Es ist noch etwas ungewohnt, fühlt sich aber super an. Einmal bei Google eingeloggt, wirst du gefragt ob der Account für Mail, Kalender, Kontakte usw. verwendet werden soll – Ja – und fertig. Wow! Unspektakulär, schon fast langweilig.
Dass das heute noch klappt hätte ich nicht gedacht, super! Echt super! Ich bin emotional berührt.

Die letzte Meile


Adler im Anflug. Ich wiederhole: Adler im Anflug. Bereiten Sie die Landung vor.

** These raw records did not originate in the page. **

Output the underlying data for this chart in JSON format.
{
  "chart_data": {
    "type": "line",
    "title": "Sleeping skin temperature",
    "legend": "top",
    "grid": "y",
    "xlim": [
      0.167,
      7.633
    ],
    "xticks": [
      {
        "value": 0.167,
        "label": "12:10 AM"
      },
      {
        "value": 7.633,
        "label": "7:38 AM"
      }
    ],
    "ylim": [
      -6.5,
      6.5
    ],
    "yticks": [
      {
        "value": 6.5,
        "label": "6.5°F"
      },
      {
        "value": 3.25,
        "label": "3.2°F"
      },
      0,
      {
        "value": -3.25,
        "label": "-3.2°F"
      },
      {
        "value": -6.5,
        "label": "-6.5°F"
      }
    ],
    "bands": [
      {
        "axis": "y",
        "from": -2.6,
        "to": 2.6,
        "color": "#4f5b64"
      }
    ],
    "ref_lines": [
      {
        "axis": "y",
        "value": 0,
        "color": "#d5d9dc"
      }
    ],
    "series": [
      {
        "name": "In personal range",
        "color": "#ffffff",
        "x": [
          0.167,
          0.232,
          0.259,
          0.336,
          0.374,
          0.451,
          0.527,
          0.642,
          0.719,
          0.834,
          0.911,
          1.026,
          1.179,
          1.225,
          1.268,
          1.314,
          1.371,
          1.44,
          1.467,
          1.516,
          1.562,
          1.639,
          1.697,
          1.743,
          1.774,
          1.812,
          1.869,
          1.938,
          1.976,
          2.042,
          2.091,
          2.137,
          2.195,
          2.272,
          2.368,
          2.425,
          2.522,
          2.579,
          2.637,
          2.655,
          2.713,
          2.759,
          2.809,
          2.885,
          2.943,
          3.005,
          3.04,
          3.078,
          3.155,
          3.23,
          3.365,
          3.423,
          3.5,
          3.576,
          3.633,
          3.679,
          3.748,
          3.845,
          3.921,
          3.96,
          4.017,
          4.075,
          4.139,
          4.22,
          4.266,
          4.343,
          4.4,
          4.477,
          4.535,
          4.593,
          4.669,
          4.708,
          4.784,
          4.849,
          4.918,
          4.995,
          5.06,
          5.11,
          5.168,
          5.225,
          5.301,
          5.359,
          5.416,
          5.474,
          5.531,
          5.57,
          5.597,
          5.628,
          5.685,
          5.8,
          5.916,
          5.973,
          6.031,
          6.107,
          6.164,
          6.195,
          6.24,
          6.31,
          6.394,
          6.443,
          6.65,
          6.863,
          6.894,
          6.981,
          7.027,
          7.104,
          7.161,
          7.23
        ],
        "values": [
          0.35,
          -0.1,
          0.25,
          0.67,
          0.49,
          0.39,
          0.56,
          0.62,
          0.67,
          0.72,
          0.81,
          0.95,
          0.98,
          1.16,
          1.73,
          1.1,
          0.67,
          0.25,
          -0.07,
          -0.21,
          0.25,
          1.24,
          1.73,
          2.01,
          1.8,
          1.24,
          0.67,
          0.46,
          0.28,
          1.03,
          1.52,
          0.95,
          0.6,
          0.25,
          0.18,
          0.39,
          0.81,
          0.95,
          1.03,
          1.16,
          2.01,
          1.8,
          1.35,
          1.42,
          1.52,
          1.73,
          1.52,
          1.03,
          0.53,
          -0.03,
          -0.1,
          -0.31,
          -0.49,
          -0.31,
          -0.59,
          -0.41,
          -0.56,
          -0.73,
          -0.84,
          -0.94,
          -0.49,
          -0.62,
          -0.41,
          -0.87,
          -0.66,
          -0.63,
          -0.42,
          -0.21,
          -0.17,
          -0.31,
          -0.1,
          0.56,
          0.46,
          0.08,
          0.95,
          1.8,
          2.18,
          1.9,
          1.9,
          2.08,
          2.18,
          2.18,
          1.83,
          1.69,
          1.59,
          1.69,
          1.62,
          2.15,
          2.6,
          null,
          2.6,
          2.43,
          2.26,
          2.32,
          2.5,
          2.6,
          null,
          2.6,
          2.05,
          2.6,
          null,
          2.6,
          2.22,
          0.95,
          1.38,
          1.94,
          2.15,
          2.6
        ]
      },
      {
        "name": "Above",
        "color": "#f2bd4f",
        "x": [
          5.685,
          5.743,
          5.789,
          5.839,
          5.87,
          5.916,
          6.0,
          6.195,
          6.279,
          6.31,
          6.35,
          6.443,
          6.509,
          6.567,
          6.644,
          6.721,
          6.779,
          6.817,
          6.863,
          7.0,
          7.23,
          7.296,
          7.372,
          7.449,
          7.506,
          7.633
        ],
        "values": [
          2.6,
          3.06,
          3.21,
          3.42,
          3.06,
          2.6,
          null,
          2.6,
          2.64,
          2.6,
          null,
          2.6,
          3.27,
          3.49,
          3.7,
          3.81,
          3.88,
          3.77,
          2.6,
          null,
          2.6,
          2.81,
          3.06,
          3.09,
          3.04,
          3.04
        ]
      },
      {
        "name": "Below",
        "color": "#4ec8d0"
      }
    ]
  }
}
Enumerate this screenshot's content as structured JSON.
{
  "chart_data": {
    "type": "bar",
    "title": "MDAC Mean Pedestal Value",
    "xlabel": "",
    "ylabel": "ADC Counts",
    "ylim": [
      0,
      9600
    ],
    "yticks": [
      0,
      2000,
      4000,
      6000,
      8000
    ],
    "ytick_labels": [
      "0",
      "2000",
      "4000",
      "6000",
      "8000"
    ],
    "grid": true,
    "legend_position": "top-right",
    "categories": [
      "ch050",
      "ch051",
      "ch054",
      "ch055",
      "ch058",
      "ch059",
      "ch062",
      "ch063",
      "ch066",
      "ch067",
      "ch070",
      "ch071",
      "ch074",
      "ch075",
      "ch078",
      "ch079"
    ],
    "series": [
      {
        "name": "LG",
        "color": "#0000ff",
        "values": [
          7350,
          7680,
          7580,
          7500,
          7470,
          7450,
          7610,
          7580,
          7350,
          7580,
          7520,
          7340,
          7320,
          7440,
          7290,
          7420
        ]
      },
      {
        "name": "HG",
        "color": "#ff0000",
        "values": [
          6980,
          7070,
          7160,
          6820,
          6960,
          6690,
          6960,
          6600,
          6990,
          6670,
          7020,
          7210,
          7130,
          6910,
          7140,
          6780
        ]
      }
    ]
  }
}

Innerhalb von 1,5 Tagen quer durch Europa bis fast vor die Haustür. Was morgen passiert ist arschklar: Ich sitze im mitteldeutschen Niemandsland und kann live im Internet mitverfolgen wie der UPS-Mann kommt wenn die Chefin die Kleine zum KiGa bringt oder holt. Übermorgen dann das gleiche wieder. Ich bin verhalten pessimistisch.